An agency official said the narrative is turned around.

“All we’re doing is going back to the way things were funded before,” the official said. “They are now accusing us of doing exactly what they did to OIF.”

Pack and his staff say that, after arriving in early June, they have been flooded with letters from current and former USAGM employees, some of whom work for the Uyghur broadcasting arm, thanking him for trying to ensure the funds are being used for the most effective internet freedom tools.

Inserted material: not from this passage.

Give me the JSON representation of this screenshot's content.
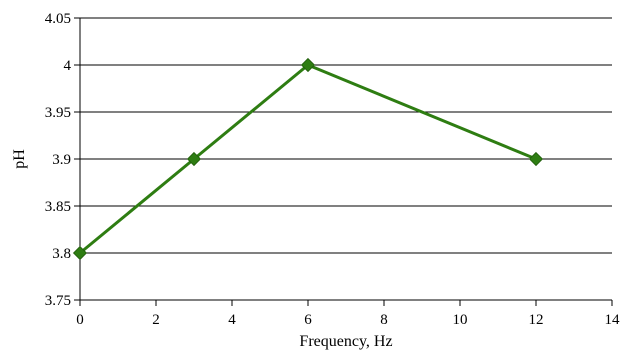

“Thank you so much for reviving the Office of Internet Freedom,” said an Aug. 18 letter to Pack from a USAGM employee, one of several letters RealClearPolitics has reviewed. “I am really grateful to you and happy to work … to get it restarted.”

“For years that I have worked for OIF, Open Technology Fund took the funds from us and used it on their activists and never contributed much to the USAGM.”

Effective deputies who would question contracting and other decisions by Liu were sidelined and the OIF “went downhill,” the employee said.

“Language services such as Mandarin, Persian and many others depend on these tools to reach their audience,” the staffer concluded. 

Even members of OTF’s team of supporters complained about the group’s less-than-vigilant approach to securing its communications. A member of the save-the-OTF social media campaign team reached out to RCP in late June to complain that the group was hosting its conference calls on Zoom despite widespread international criticism over the video conferencing company’s willingness to follow China’s orders  and concern that the Beijing government could use the platform to spy on its own citizens or on overseas conferences the company hosted.

“I strongly believe in OTF’s values and its approach to open source technology, but I was shocked to find that in this instance the community is not practicing what it preaches,” the source told RCP. “Despite being alerted to the risks of the choice of conference call [platform], this call still went ahead using Zoom – closed-source technology that has recently been revealed to be bending to orders from the Chinese Communist government.”

Susan Crabtree is RealClearPolitics’ White House/national political correspondent.